The last third of the book covers the revolutionary period after the fall of the tsar and the major characters are Kerenski, Kornilov, Trotsky and Lenin. Kerenski, the charismatic leader of the Provisional Government was a talker, not a doer and he mistakenly thought that the main threat to his regime came from the right, not the left. Kornilov, the military hero who sought only to restore order in the army, fell victim to a bizarre plot and was arrested by a suspicious Kerenski; however the "success" against an imagined right-wing army plot only made it easier for Lenin's Bolsheviks to overthrow the regime which now lacked an effective army. The Bolshevik Coup of November 1917 is presented as a comic-opera affair, with little fighting but much confusion.
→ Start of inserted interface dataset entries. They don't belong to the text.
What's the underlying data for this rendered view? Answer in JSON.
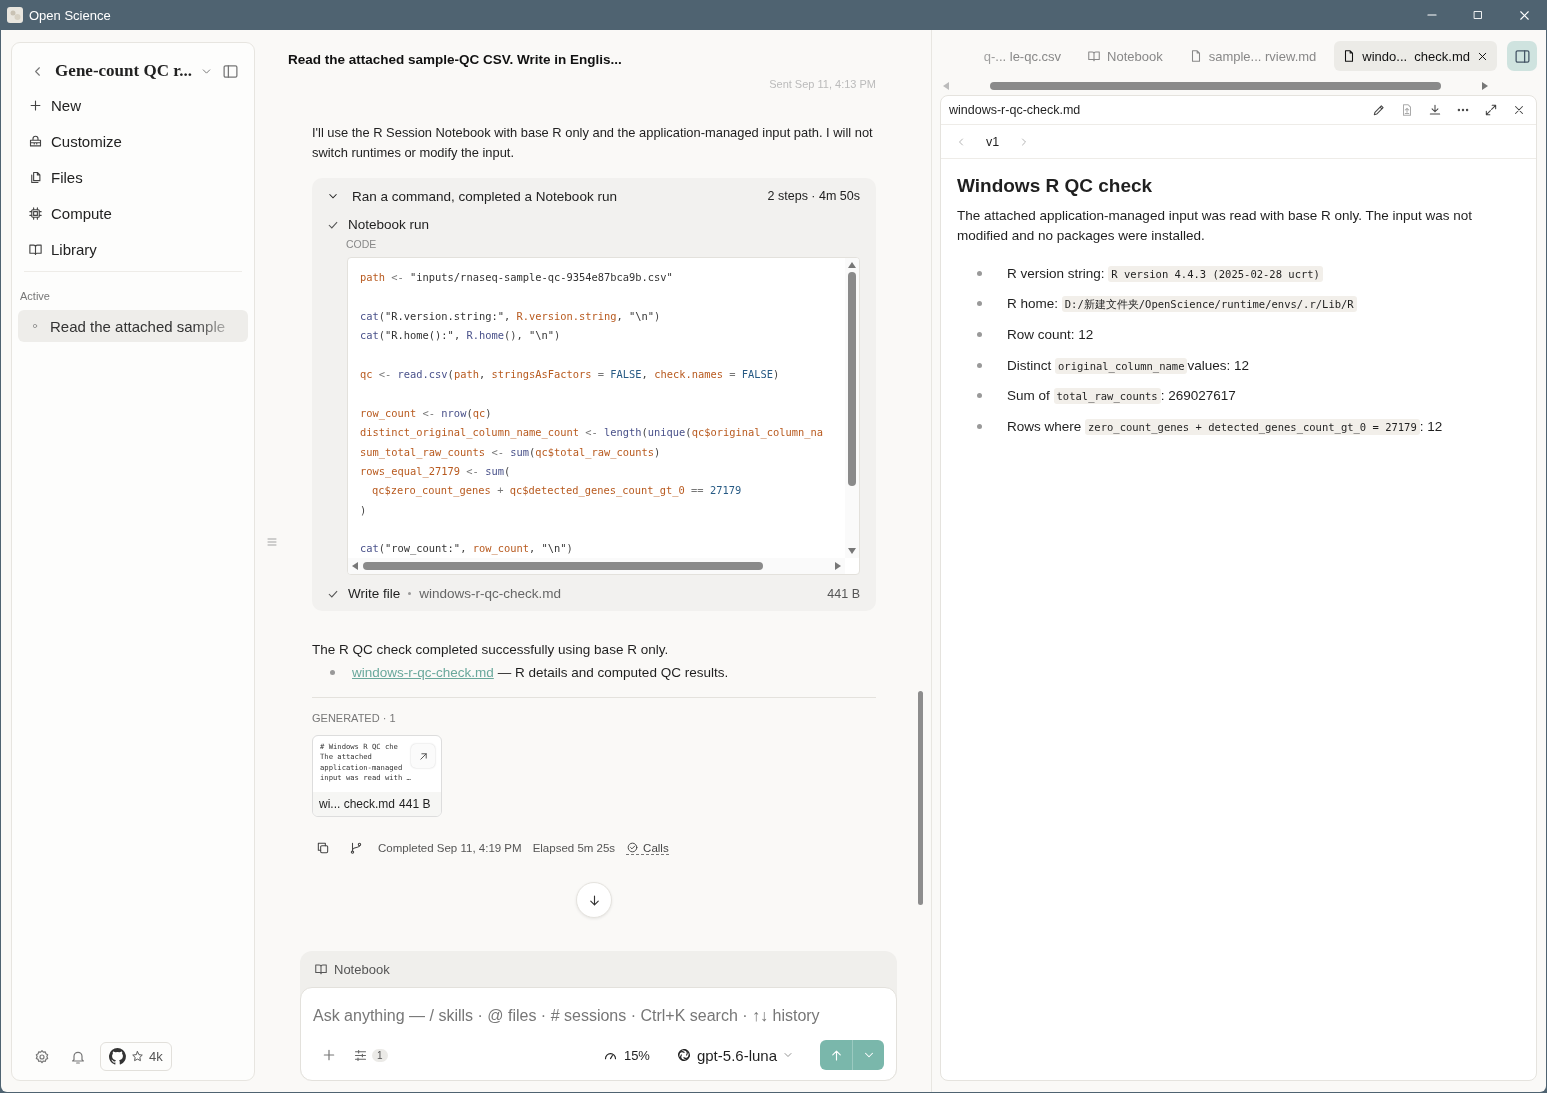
{
  "window": {
    "title": "Open Science"
  },
  "sidebar": {
    "title": "Gene-count QC r...",
    "nav": [
      {
        "label": "New"
      },
      {
        "label": "Customize"
      },
      {
        "label": "Files"
      },
      {
        "label": "Compute"
      },
      {
        "label": "Library"
      }
    ],
    "section_label": "Active",
    "sessions": [
      {
        "label": "Read the attached sample",
        "selected": true
      }
    ],
    "github_stars": "4k"
  },
  "chat": {
    "title": "Read the attached sample-QC CSV. Write in Englis...",
    "sent": "Sent Sep 11, 4:13 PM",
    "intro": "I'll use the R Session Notebook with base R only and the application-managed input path. I will not switch runtimes or modify the input.",
    "steps": {
      "summary": "Ran a command, completed a Notebook run",
      "meta": "2 steps · 4m 50s",
      "expanded": true,
      "items": [
        {
          "kind": "code",
          "label": "Notebook run",
          "done": true,
          "section": "CODE",
          "code_blocks": [
            [
              [
                {
                  "kind": "variable",
                  "text": "path"
                },
                {
                  "kind": "operator",
                  "text": "<-"
                },
                {
                  "kind": "string",
                  "text": "\"inputs/rnaseq-sample-qc-9354e87bca9b.csv\""
                }
              ]
            ],
            [
              [
                {
                  "kind": "function",
                  "text": "cat"
                },
                {
                  "kind": "punctuation",
                  "text": "("
                },
                {
                  "kind": "string",
                  "text": "\"R.version.string:\""
                },
                {
                  "kind": "punctuation",
                  "text": ","
                },
                {
                  "kind": "variable",
                  "text": "R.version.string"
                },
                {
                  "kind": "punctuation",
                  "text": ","
                },
                {
                  "kind": "string",
                  "text": "\"\\n\""
                },
                {
                  "kind": "punctuation",
                  "text": ")"
                }
              ],
              [
                {
                  "kind": "function",
                  "text": "cat"
                },
                {
                  "kind": "punctuation",
                  "text": "("
                },
                {
                  "kind": "string",
                  "text": "\"R.home():\""
                },
                {
                  "kind": "punctuation",
                  "text": ","
                },
                {
                  "kind": "function",
                  "text": "R.home"
                },
                {
                  "kind": "punctuation",
                  "text": "(),"
                },
                {
                  "kind": "string",
                  "text": "\"\\n\""
                },
                {
                  "kind": "punctuation",
                  "text": ")"
                }
              ]
            ],
            [
              [
                {
                  "kind": "variable",
                  "text": "qc"
                },
                {
                  "kind": "operator",
                  "text": "<-"
                },
                {
                  "kind": "function",
                  "text": "read.csv"
                },
                {
                  "kind": "punctuation",
                  "text": "("
                },
                {
                  "kind": "variable",
                  "text": "path"
                },
                {
                  "kind": "punctuation",
                  "text": ","
                },
                {
                  "kind": "variable",
                  "text": "stringsAsFactors"
                },
                {
                  "kind": "operator",
                  "text": "="
                },
                {
                  "kind": "constant",
                  "text": "FALSE"
                },
                {
                  "kind": "punctuation",
                  "text": ","
                },
                {
                  "kind": "variable",
                  "text": "check.names"
                },
                {
                  "kind": "operator",
                  "text": "="
                },
                {
                  "kind": "constant",
                  "text": "FALSE"
                },
                {
                  "kind": "punctuation",
                  "text": ")"
                }
              ]
            ],
            [
              [
                {
                  "kind": "variable",
                  "text": "row_count"
                },
                {
                  "kind": "operator",
                  "text": "<-"
                },
                {
                  "kind": "function",
                  "text": "nrow"
                },
                {
                  "kind": "punctuation",
                  "text": "("
                },
                {
                  "kind": "variable",
                  "text": "qc"
                },
                {
                  "kind": "punctuation",
                  "text": ")"
                }
              ],
              [
                {
                  "kind": "variable",
                  "text": "distinct_original_column_name_count"
                },
                {
                  "kind": "operator",
                  "text": "<-"
                },
                {
                  "kind": "function",
                  "text": "length"
                },
                {
                  "kind": "punctuation",
                  "text": "("
                },
                {
                  "kind": "function",
                  "text": "unique"
                },
                {
                  "kind": "punctuation",
                  "text": "("
                },
                {
                  "kind": "variable",
                  "text": "qc$original_column_na"
                }
              ],
              [
                {
                  "kind": "variable",
                  "text": "sum_total_raw_counts"
                },
                {
                  "kind": "operator",
                  "text": "<-"
                },
                {
                  "kind": "function",
                  "text": "sum"
                },
                {
                  "kind": "punctuation",
                  "text": "("
                },
                {
                  "kind": "variable",
                  "text": "qc$total_raw_counts"
                },
                {
                  "kind": "punctuation",
                  "text": ")"
                }
              ],
              [
                {
                  "kind": "variable",
                  "text": "rows_equal_27179"
                },
                {
                  "kind": "operator",
                  "text": "<-"
                },
                {
                  "kind": "function",
                  "text": "sum"
                },
                {
                  "kind": "punctuation",
                  "text": "("
                }
              ],
              [
                {
                  "kind": "indent"
                },
                {
                  "kind": "variable",
                  "text": "qc$zero_count_genes"
                },
                {
                  "kind": "operator",
                  "text": "+"
                },
                {
                  "kind": "variable",
                  "text": "qc$detected_genes_count_gt_0"
                },
                {
                  "kind": "operator",
                  "text": "=="
                },
                {
                  "kind": "constant",
                  "text": "27179"
                }
              ],
              [
                {
                  "kind": "punctuation",
                  "text": ")"
                }
              ]
            ],
            [
              [
                {
                  "kind": "function",
                  "text": "cat"
                },
                {
                  "kind": "punctuation",
                  "text": "("
                },
                {
                  "kind": "string",
                  "text": "\"row_count:\""
                },
                {
                  "kind": "punctuation",
                  "text": ","
                },
                {
                  "kind": "variable",
                  "text": "row_count"
                },
                {
                  "kind": "punctuation",
                  "text": ","
                },
                {
                  "kind": "string",
                  "text": "\"\\n\""
                },
                {
                  "kind": "punctuation",
                  "text": ")"
                }
              ]
            ]
          ]
        },
        {
          "kind": "file",
          "label": "Write file",
          "done": true,
          "file": "windows-r-qc-check.md",
          "size": "441 B"
        }
      ]
    },
    "result": "The R QC check completed successfully using base R only.",
    "bullets": [
      {
        "link": "windows-r-qc-check.md",
        "text": "— R details and computed QC results."
      }
    ],
    "generated_label": "GENERATED · 1",
    "files": [
      {
        "preview": [
          "# Windows R QC che",
          "The attached",
          "application-managed",
          "input was read with …"
        ],
        "name": "wi... check.md",
        "size": "441 B"
      }
    ],
    "completed": "Completed Sep 11, 4:19 PM",
    "elapsed": "Elapsed 5m 25s",
    "calls": "Calls"
  },
  "composer": {
    "mode": "Notebook",
    "placeholder": "Ask anything — / skills · @ files · # sessions · Ctrl+K search · ↑↓ history",
    "options_count": "1",
    "context": "15%",
    "model": "gpt-5.6-luna"
  },
  "preview": {
    "tabs": [
      {
        "label": "q-... le-qc.csv",
        "kind": "table",
        "selected": false
      },
      {
        "label": "Notebook",
        "kind": "notebook",
        "selected": false
      },
      {
        "label": "sample... rview.md",
        "kind": "document",
        "selected": false
      },
      {
        "label": "windo...  check.md",
        "kind": "document",
        "selected": true
      }
    ],
    "filename": "windows-r-qc-check.md",
    "version": "v1",
    "heading": "Windows R QC check",
    "paragraph": "The attached application-managed input was read with base R only. The input was not modified and no packages were installed.",
    "bullets": [
      [
        {
          "kind": "text",
          "text": "R version string:"
        },
        {
          "kind": "code",
          "text": "R version 4.4.3 (2025-02-28 ucrt)"
        }
      ],
      [
        {
          "kind": "text",
          "text": "R home:"
        },
        {
          "kind": "code",
          "text": "D:/新建文件夹/OpenScience/runtime/envs/.r/Lib/R"
        }
      ],
      [
        {
          "kind": "text",
          "text": "Row count: 12"
        }
      ],
      [
        {
          "kind": "text",
          "text": "Distinct"
        },
        {
          "kind": "code",
          "text": "original_column_name"
        },
        {
          "kind": "text",
          "text": "values: 12"
        }
      ],
      [
        {
          "kind": "text",
          "text": "Sum of"
        },
        {
          "kind": "code",
          "text": "total_raw_counts"
        },
        {
          "kind": "text",
          "text": ": 269027617"
        }
      ],
      [
        {
          "kind": "text",
          "text": "Rows where"
        },
        {
          "kind": "code",
          "text": "zero_count_genes + detected_genes_count_gt_0 = 27179"
        },
        {
          "kind": "text",
          "text": ": 12"
        }
      ]
    ]
  }
}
Instead of the heroic Lenin addressing grateful crowds, we see a furtive Lenin sneaking around Petrograd wearing a wig to avoid arrest but who is then barred entry into Bolshevik headquarters because he is not recognized. Trotsky is acknowledged as the ramrod of the Revolution itself, but as a naïve revolutionary who failed to impress the Germans at the Brest-Litovsk peace negotiations. Indeed, Trotsky's "no peace, no war" formula prompted further German aggression and forced the Bolsheviks to sue for a humiliating armistice. The book ends with Russia's exit from the First World War and the beginning of the Civil War, a subject which the author covers in his next book, Red Victory.